Quelque chose me dit que le Prince en est la principale raison. Mon petit doigt, sans doute.

Je ne saurai dire si sa froideur m'a mené à cette délicate conclusion, ou sa posture plus rigide, plus droite, associée à un regard plus acéré. D'ailleurs, chaque fois que j'avais le malheur de le fixer trop longtemps, il parvenait une fois sur trois à me harponner. Ces instants éprouvants véhiculaient toute la Haine, l'Amertume, le désir de Vengeance ainsi que la Colère que je lui inspirais. En clair, il me donnait l'impression de vouloir m'étrangler avec des fils de barbelés rouillés, tout en m'écartelant sur du matériel badigeonné d'acide. Ceci, pendant que des bourreaux sadiques m'arracheraient de petits bouts de peau à la pincette et s'amuseraient, par intermittence, à verser de l'eau bouillante sur mon visage.

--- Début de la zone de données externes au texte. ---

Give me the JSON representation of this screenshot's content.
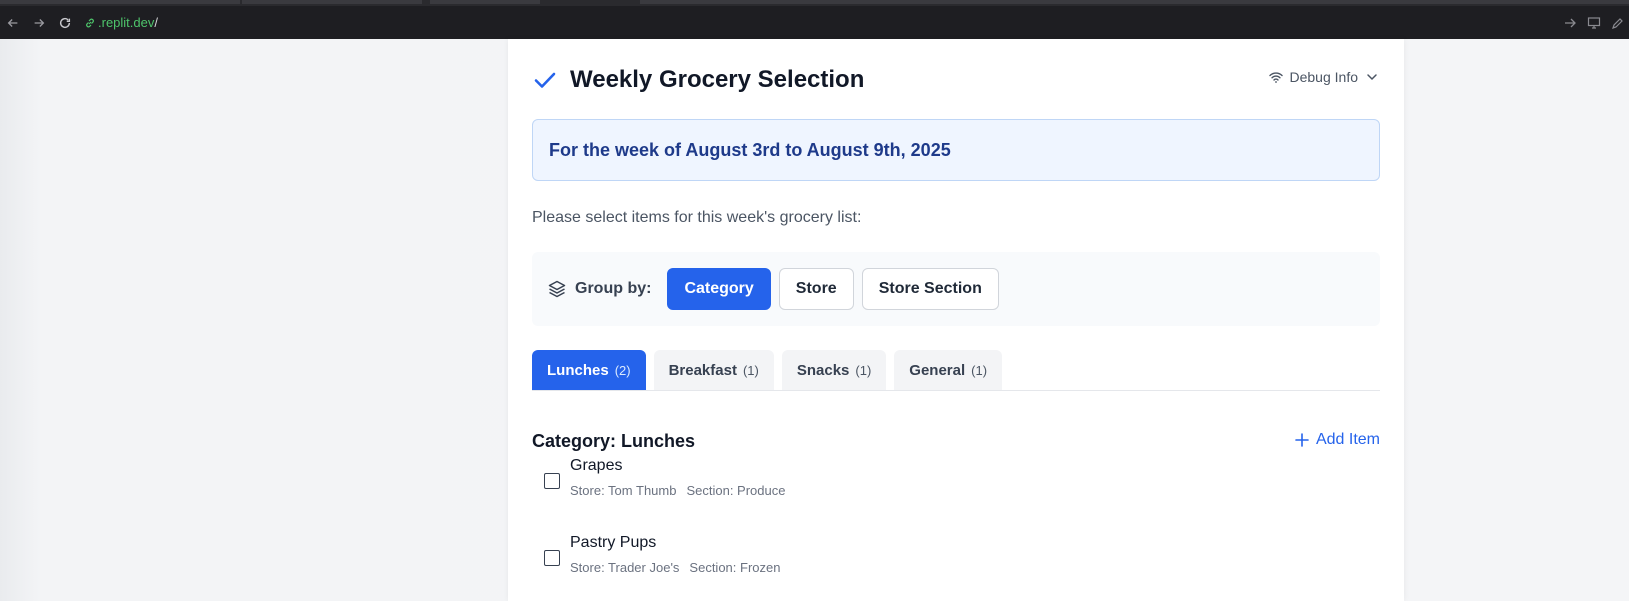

Puis lorsque, malgré tous mes efforts pour le fuir, le Prince se retrouvait sur ma trajectoire, je pouvais être certaine de recevoir un coup d'épaule suffisamment puissant pour altérer mon équilibre et provoquer ma chute. Mes voisins avaient la bonne idée de s'écarter au moment où mes mains tentaient de s'agripper.

Par ailleurs, les visites nocturnes ne désemplissaient pas ; si bien que je passais mes nuits dans le lit que je partage désormais avec Icanée et son grand frère.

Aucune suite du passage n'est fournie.